The bill quickly passed the entire Senate by a single vote.
And that’s when I decided this story needed telling. We had been betrayed by the lobbyist of a firm led by Rock River Arms and Springfield Armory’s owners — and no one else. (As above, from the 2013 IFMA IRS Form 990.)
To be fair, Mr. Larson and Mr. Reese’s respective claims of not keeping up on what was happening in the Illinois General Assembly might be true. After all, neither Springfield nor Rock River – as evidenced by their Tuesday statements severing ties with IFMA – are even in tune enough to even know who’s in the capitol fighting hard for their gun rights along with those of their customers.
Yes, they mentioned the NRA and the Illinois State Rifle Association in their statements. But they failed to mention Illinois Carry, the Illinois Federation for Outdoor Resources and Guns Save Life, all of which have worked hard in Springfield, putting in hundreds of lobbying hours fighting against Second Amendment infringements like SB-1657.
Not without warning
In January, I asked Jay Keller to clarify rumors I’d heard about IFMA possibly negotiating a deal for manufacturers as part of dealer licensing.
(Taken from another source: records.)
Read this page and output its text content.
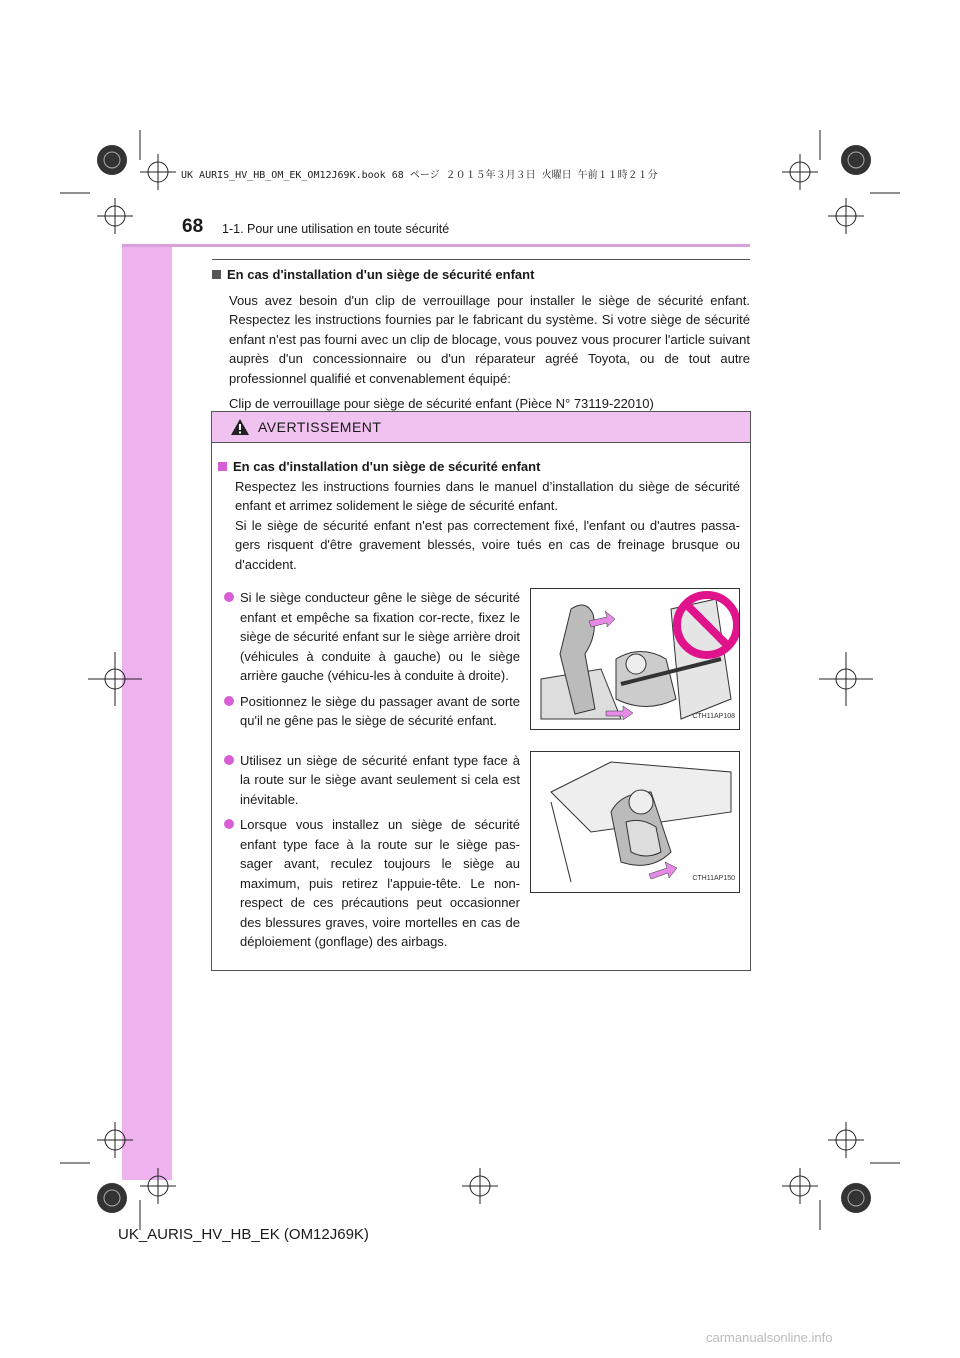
UK AURIS_HV_HB_OM_EK_OM12J69K.book 68 ページ ２０１５年３月３日 火曜日 午前１１時２１分
68 1-1. Pour une utilisation en toute sécurité
En cas d'installation d'un siège de sécurité enfant

Vous avez besoin d'un clip de verrouillage pour installer le siège de sécurité enfant. Respectez les instructions fournies par le fabricant du système. Si votre siège de sécurité enfant n'est pas fourni avec un clip de blocage, vous pouvez vous procurer l'article suivant auprès d'un concessionnaire ou d'un réparateur agréé Toyota, ou de tout autre professionnel qualifié et convenablement équipé:

Clip de verrouillage pour siège de sécurité enfant (Pièce N° 73119-22010)

AVERTISSEMENT
En cas d'installation d'un siège de sécurité enfant
Respectez les instructions fournies dans le manuel d’installation du siège de sécurité enfant et arrimez solidement le siège de sécurité enfant.
Si le siège de sécurité enfant n'est pas correctement fixé, l'enfant ou d'autres passa-gers risquent d'être gravement blessés, voire tués en cas de freinage brusque ou d'accident.
Si le siège conducteur gêne le siège de sécurité enfant et empêche sa fixation cor-recte, fixez le siège de sécurité enfant sur le siège arrière droit (véhicules à conduite à gauche) ou le siège arrière gauche (véhicu-les à conduite à droite).
Positionnez le siège du passager avant de sorte qu'il ne gêne pas le siège de sécurité enfant.	CTH11AP108
Utilisez un siège de sécurité enfant type face à la route sur le siège avant seulement si cela est inévitable.
Lorsque vous installez un siège de sécurité enfant type face à la route sur le siège pas-sager avant, reculez toujours le siège au maximum, puis retirez l'appuie-tête. Le non-respect de ces précautions peut occasionner des blessures graves, voire mortelles en cas de déploiement (gonflage) des airbags.
CTH11AP150
UK_AURIS_HV_HB_EK (OM12J69K)
carmanualsonline.info
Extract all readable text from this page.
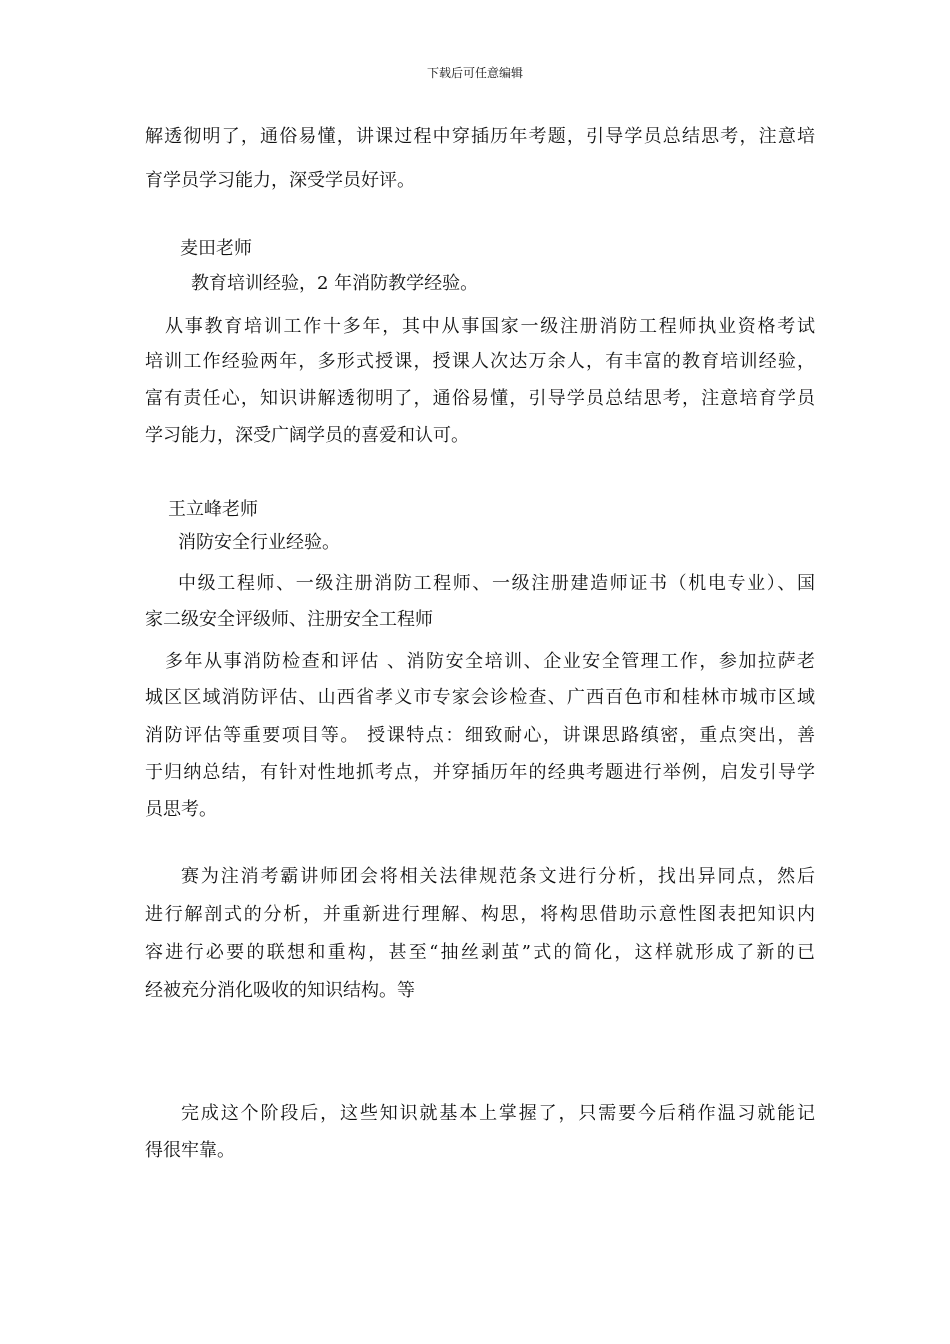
下载后可任意编辑
解透彻明了，通俗易懂，讲课过程中穿插历年考题，引导学员总结思考，注意培
育学员学习能力，深受学员好评。
麦田老师
教育培训经验，2 年消防教学经验。
从事教育培训工作十多年，其中从事国家一级注册消防工程师执业资格考试
培训工作经验两年，多形式授课，授课人次达万余人，有丰富的教育培训经验，
富有责任心，知识讲解透彻明了，通俗易懂，引导学员总结思考，注意培育学员
学习能力，深受广阔学员的喜爱和认可。
王立峰老师
消防安全行业经验。
中级工程师、一级注册消防工程师、一级注册建造师证书（机电专业）、国
家二级安全评级师、注册安全工程师
多年从事消防检查和评估 、消防安全培训、企业安全管理工作，参加拉萨老
城区区域消防评估、山西省孝义市专家会诊检查、广西百色市和桂林市城市区域
消防评估等重要项目等。 授课特点：细致耐心，讲课思路缜密，重点突出，善
于归纳总结，有针对性地抓考点，并穿插历年的经典考题进行举例，启发引导学
员思考。
赛为注消考霸讲师团会将相关法律规范条文进行分析，找出异同点，然后
进行解剖式的分析，并重新进行理解、构思，将构思借助示意性图表把知识内
容进行必要的联想和重构，甚至“抽丝剥茧”式的简化，这样就形成了新的已
经被充分消化吸收的知识结构。等
完成这个阶段后，这些知识就基本上掌握了，只需要今后稍作温习就能记
得很牢靠。
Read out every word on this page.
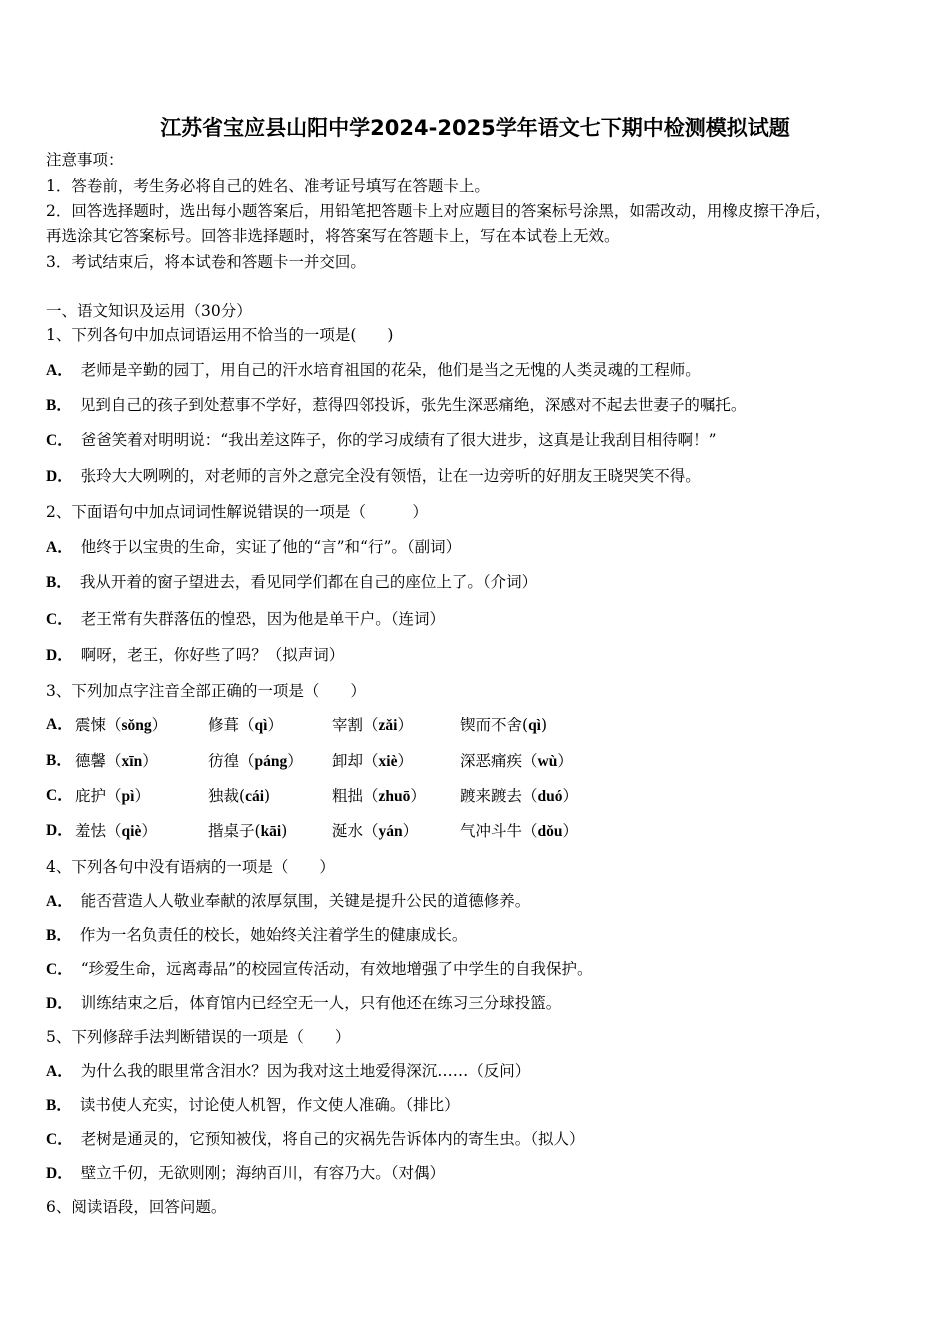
江苏省宝应县山阳中学2024-2025学年语文七下期中检测模拟试题
注意事项：
1．答卷前，考生务必将自己的姓名、准考证号填写在答题卡上。
2．回答选择题时，选出每小题答案后，用铅笔把答题卡上对应题目的答案标号涂黑，如需改动，用橡皮擦干净后，
再选涂其它答案标号。回答非选择题时，将答案写在答题卡上，写在本试卷上无效。
3．考试结束后，将本试卷和答题卡一并交回。
一、语文知识及运用（30分）
1、下列各句中加点词语运用不恰当的一项是(　　)
A． 老师是辛勤的园丁，用自己的汗水培育祖国的花朵，他们是当之无愧的人类灵魂的工程师。
B． 见到自己的孩子到处惹事不学好，惹得四邻投诉，张先生深恶痛绝，深感对不起去世妻子的嘱托。
C． 爸爸笑着对明明说：“我出差这阵子，你的学习成绩有了很大进步，这真是让我刮目相待啊！”
D． 张玲大大咧咧的，对老师的言外之意完全没有领悟，让在一边旁听的好朋友王晓哭笑不得。
2、下面语句中加点词词性解说错误的一项是（　　　）
A． 他终于以宝贵的生命，实证了他的“言”和“行”。（副词）
B． 我从开着的窗子望进去，看见同学们都在自己的座位上了。（介词）
C． 老王常有失群落伍的惶恐，因为他是单干户。（连词）
D． 啊呀，老王，你好些了吗？（拟声词）
3、下列加点字注音全部正确的一项是（　　）
A． 震悚（sǒng）	修葺（qì）	宰割（zǎi）	锲而不舍(qì)
B． 德馨（xīn）	彷徨（páng） 卸却（xiè）	深恶痛疾（wù）
C． 庇护（pì）	独裁(cái)	粗拙（zhuō） 踱来踱去（duó）
D． 羞怯（qiè）	揩桌子(kāi)	涎水（yán）	气冲斗牛（dǒu）
4、下列各句中没有语病的一项是（　　）
A． 能否营造人人敬业奉献的浓厚氛围，关键是提升公民的道德修养。
B． 作为一名负责任的校长，她始终关注着学生的健康成长。
C． “珍爱生命，远离毒品”的校园宣传活动，有效地增强了中学生的自我保护。
D． 训练结束之后，体育馆内已经空无一人，只有他还在练习三分球投篮。
5、下列修辞手法判断错误的一项是（　　）
A． 为什么我的眼里常含泪水？因为我对这土地爱得深沉……（反问）
B． 读书使人充实，讨论使人机智，作文使人准确。（排比）
C． 老树是通灵的，它预知被伐，将自己的灾祸先告诉体内的寄生虫。（拟人）
D． 壁立千仞，无欲则刚；海纳百川，有容乃大。（对偶）
6、阅读语段，回答问题。
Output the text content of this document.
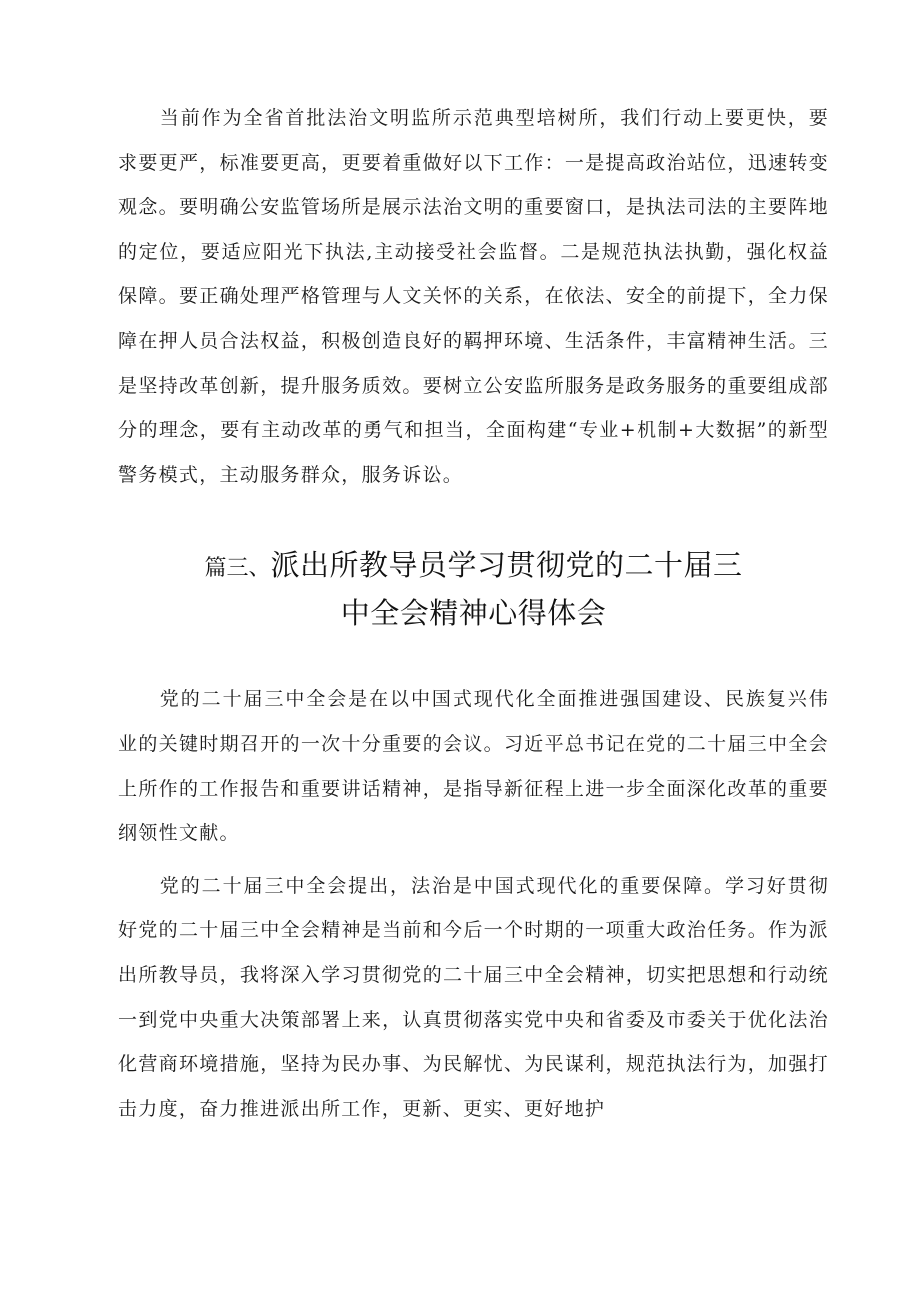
当前作为全省首批法治文明监所示范典型培树所，我们行动上要更快，要求要更严，标准要更高，更要着重做好以下工作：一是提高政治站位，迅速转变观念。要明确公安监管场所是展示法治文明的重要窗口，是执法司法的主要阵地的定位，要适应阳光下执法,主动接受社会监督。二是规范执法执勤，强化权益保障。要正确处理严格管理与人文关怀的关系，在依法、安全的前提下，全力保障在押人员合法权益，积极创造良好的羁押环境、生活条件，丰富精神生活。三是坚持改革创新，提升服务质效。要树立公安监所服务是政务服务的重要组成部分的理念，要有主动改革的勇气和担当，全面构建“专业+机制+大数据”的新型警务模式，主动服务群众，服务诉讼。

篇三、派出所教导员学习贯彻党的二十届三
中全会精神心得体会

党的二十届三中全会是在以中国式现代化全面推进强国建设、民族复兴伟业的关键时期召开的一次十分重要的会议。习近平总书记在党的二十届三中全会上所作的工作报告和重要讲话精神，是指导新征程上进一步全面深化改革的重要纲领性文献。

党的二十届三中全会提出，法治是中国式现代化的重要保障。学习好贯彻好党的二十届三中全会精神是当前和今后一个时期的一项重大政治任务。作为派出所教导员，我将深入学习贯彻党的二十届三中全会精神，切实把思想和行动统一到党中央重大决策部署上来，认真贯彻落实党中央和省委及市委关于优化法治化营商环境措施，坚持为民办事、为民解忧、为民谋利，规范执法行为，加强打击力度，奋力推进派出所工作，更新、更实、更好地护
Mr. Keller’s response: “Man, there’s no way I’m going out to SHOT with a dealer licensing bill hanging over my head.”
“You’re not answering my question, Jay. You’re surely negotiating with (bill sponsor) Harmon on this, are you?” I asked him.
He repeated his statement about SHOT and dealer bills.
I warned him that if he cut a deal, the gun owning community would not look favorably upon it. He repeated his SHOT line a third time, parrot-like, before walking away.
That’s when I did more research on the political donation story. In February, I placed calls to Chuck Larson at Rock River and Dennis Reese at Springfield. After identifying myself, those answering the phone told me the men were “unavailable.” So I left a detailed message.
“I’m working on a story about some campaign contributions your lobbying outfit, the Illinois Firearms Manufacturers Association, has made to some anti-gun Democrats. Tens of thousands of dollars. Can you give me a good reason why this is going on, and/or perhaps a reason why I shouldn’t run this story?”
I figured if they learned of my discovery of their lobbying group’s donation history, that might convince them that cutting a deal on SB-1657 was a bad idea. Or perhaps they might call and give me a legitimate explanation.
All I heard were crickets.
Over the weekend at the NRA convention, I reached out to both Reese and Larson. Reese ignored my message. Larson called and spoke with me. My return trip to Illinois prevented me from meeting with Mr. Larson in person, but we did have a good conversation.
I told him about the political donations his lobbying group, IFMA, had made to anti-gun Democratic politicians. I explained how a number of those donations don’t appear to have been properly reported to the Illinois State Board of Elections. He asked for proof. I told him to compare and contrast the IFMA Form 990s with the ISBE website, just as I’d done. Or, he could read about it with everyone else at TTAG.
Welcome, Springfield Armory and Rock River Arms
Whatever has happened up to now, I welcome these two companies to the front lines of the fight for gun rights in Illinois. We can certainly use their help. The work is long, thankless and often frustrating. The cause, however, could not be more noble or honorable. Glad to have you the team, gentlemen. We value your participation.